Moralische Instanz oder Staatsfeind Nr. 1?

Jochen Schubert schildert den Dichter und Zeitgenossen Heinrich Böll

Von Karl-Josef MüllerRSS-Newsfeed neuer Artikel von Karl-Josef Müller

Besprochene Bücher / Literaturhinweise

„Um eine öffentliche Rolle, gar als ‚moralische Instanz‘, hat er sich nie beworben. Er bekam sie zugewiesen.“ Im Vorwort zum Buch Heinrich Böll von Jochen Schubert benennt sein Sohn René Böll einen Grundkonflikt im Leben des Nobelpreisträgers. Er wollte nur Dichter sein, doch schweigen über die Zustände in seinem Land konnte er nicht. Es gelingt Jochen Schubert, diesen dauernden Wechsel zwischen der Arbeit als Dichter am Schreibtisch und der Rolle als Intellektueller coram publico zu beschreiben.

Dabei profitiert das Buch von Schuberts profunder Kenntnis des Gesamtwerkes von Heinrich Böll. Schubert ist Mitarbeiter der Heinrich-Böll-Stiftung und Mitherausgeber der Werkausgabe von Böll. Er ist mit dem literarischen Werk des Autors bestens vertraut und zitiert auch ausgiebig und erhellend aus Bölls umfangreicher Korrespondenz.

Das Biografische rückt nur in den Fokus, wenn es dazu beiträgt, das Werk, seinen Autor und den öffentlich in Erscheinung tretenden Intellektuellen besser zu verstehen. Beispielhaft hierfür ist die Beschreibung der besonderen religiösen Stimmung in Bölls Elternhaus. Nur Kenner des Katholizismus werden etwas mit den „rigiden Vorstellungen eines jansenistisch geprägten Katholizismus“ anfangen können. Schubert erläutert den Kern dieser rigorosen Spielart des Katholischen, „derzufolge der Mensch tendenziell böse und durch die Erbsünde prinzipiell verderbt sei.“ In dieser Geisteshaltung waren die Eltern von Böll erzogen worden, ohne sie an die Kinder weiterzugeben: „Es wurde nie ausgesprochen, und trotzdem glaube ich heute, daß meine Eltern gedacht haben: diesen Schrecken wollen wir unseren Kindern ersparen.“ Das Zitat zerstört das Klischee vom katholischen Heinrich Böll und es erklärt, wo die Wurzeln für seine kritische Haltung gegenüber der katholischen Kirche zu finden sind.
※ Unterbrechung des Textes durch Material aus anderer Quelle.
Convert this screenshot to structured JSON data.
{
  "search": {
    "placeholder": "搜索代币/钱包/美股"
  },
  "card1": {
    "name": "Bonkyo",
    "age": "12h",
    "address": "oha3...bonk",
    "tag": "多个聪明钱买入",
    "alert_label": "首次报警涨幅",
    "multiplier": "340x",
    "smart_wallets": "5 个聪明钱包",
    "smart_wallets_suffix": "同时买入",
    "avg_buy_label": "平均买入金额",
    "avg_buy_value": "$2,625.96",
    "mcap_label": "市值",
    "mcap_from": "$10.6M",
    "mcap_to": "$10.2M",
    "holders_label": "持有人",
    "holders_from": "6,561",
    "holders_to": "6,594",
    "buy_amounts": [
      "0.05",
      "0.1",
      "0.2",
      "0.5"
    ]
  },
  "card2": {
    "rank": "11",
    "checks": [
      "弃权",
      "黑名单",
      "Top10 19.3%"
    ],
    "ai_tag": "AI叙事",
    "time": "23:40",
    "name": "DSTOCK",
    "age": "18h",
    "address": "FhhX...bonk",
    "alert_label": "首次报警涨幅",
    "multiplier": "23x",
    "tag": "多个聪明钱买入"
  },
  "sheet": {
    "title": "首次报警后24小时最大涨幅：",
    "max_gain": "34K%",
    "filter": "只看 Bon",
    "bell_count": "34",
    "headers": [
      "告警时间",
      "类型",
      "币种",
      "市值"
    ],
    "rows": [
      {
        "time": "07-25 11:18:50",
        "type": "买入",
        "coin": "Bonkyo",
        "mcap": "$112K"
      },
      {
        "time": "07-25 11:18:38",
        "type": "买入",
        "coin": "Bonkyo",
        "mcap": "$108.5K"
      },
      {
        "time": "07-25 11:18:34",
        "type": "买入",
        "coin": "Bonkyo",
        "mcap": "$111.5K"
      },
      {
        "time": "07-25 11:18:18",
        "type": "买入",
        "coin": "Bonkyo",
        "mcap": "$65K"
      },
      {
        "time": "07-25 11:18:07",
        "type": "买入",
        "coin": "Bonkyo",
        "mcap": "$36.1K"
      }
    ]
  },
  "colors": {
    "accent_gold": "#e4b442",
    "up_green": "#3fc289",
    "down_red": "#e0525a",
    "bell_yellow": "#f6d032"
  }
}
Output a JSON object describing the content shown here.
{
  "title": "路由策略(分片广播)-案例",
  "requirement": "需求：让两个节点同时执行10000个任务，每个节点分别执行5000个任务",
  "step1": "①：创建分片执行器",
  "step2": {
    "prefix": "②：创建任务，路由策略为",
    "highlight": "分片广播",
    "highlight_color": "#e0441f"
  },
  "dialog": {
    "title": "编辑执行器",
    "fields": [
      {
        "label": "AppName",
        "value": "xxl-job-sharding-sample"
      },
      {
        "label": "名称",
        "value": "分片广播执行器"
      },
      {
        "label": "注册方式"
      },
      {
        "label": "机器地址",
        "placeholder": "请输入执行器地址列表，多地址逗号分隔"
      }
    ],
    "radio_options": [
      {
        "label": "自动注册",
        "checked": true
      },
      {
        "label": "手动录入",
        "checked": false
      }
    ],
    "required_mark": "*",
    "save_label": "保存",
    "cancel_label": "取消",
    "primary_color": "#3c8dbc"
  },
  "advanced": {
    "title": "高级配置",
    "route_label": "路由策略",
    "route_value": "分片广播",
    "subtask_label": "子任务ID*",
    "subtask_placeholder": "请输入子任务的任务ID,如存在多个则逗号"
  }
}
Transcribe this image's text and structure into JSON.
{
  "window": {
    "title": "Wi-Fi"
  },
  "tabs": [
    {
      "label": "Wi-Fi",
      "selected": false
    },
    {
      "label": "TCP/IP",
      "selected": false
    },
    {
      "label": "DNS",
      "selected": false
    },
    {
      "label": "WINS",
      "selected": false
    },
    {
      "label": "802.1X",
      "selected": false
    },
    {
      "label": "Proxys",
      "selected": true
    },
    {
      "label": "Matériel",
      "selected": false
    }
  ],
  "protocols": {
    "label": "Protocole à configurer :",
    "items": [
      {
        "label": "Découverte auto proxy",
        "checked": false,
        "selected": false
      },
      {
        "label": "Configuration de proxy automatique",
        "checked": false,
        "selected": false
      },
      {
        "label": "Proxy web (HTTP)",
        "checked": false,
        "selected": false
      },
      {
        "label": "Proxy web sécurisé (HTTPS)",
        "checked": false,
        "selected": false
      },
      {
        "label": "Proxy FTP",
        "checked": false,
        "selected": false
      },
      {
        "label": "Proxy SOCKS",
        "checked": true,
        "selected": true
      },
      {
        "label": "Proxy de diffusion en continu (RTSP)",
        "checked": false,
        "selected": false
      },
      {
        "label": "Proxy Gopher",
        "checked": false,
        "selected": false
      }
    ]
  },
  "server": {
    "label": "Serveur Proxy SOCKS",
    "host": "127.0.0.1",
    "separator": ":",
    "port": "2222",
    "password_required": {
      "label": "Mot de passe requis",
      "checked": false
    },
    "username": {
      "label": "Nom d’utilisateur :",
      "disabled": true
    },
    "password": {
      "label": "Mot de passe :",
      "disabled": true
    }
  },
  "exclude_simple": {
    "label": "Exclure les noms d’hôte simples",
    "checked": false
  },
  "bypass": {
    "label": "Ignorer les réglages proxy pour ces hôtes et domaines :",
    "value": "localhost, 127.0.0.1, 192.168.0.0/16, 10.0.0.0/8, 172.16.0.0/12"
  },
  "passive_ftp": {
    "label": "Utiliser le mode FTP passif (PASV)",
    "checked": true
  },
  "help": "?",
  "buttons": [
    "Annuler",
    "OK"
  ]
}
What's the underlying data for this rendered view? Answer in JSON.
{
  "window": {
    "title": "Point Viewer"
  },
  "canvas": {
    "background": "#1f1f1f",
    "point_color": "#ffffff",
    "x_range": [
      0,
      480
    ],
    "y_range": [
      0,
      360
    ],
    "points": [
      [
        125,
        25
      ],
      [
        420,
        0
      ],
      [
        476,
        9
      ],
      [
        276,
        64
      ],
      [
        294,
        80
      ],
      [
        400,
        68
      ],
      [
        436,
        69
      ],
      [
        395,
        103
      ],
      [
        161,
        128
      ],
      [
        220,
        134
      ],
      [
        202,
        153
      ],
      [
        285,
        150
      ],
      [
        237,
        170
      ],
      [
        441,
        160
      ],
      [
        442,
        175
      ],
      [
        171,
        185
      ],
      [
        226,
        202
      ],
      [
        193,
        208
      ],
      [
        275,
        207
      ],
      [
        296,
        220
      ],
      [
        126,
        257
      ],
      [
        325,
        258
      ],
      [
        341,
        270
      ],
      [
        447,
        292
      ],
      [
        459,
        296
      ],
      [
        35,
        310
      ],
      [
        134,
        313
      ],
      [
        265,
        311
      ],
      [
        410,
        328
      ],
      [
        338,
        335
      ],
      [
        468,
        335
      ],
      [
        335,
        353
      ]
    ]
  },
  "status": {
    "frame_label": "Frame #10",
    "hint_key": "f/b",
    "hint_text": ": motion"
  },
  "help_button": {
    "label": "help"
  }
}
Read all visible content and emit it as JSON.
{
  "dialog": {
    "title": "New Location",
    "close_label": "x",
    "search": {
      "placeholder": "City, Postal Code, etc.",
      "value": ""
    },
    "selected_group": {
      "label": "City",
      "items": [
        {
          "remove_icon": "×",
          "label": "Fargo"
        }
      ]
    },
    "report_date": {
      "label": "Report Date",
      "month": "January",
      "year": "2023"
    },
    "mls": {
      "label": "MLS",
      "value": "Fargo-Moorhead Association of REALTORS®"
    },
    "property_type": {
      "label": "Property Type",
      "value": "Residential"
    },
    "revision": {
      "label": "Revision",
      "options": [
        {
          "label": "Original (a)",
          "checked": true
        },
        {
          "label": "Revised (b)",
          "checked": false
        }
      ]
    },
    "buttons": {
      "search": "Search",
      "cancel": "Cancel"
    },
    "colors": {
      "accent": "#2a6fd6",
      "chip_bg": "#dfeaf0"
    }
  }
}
Als Jugendlicher kann Böll über sein religiöses Leben selbst entscheiden, seinen Eltern, „die ja klassisch-katholisch erzogen worden waren im Sinne des 19. Jahrhunderts“, ist er dankbar dafür, „daß sie meine religiöse Praxis niemals kontrolliert haben.“ Diese frühe Erfahrung, in Glaubensfragen selbst entscheiden zu dürfen, mündet 1976 in den Austritt aus der katholischen Amtskirche.

Die Freiheit, welche die Eltern dem Sohn zubilligen, prägt maßgeblich dessen Denken und Schreiben. Sich an seine Kindheit erinnernd, mutmaßt Böll, seine Eltern hätten ihm „jeden Respekt vor der bürgerlichen Ordnung“ ausgetrieben, entstanden sei damals „dieses anarchistische Element“, das „in der völligen Ablehnung irgendwelcher Vorschriften bestand“.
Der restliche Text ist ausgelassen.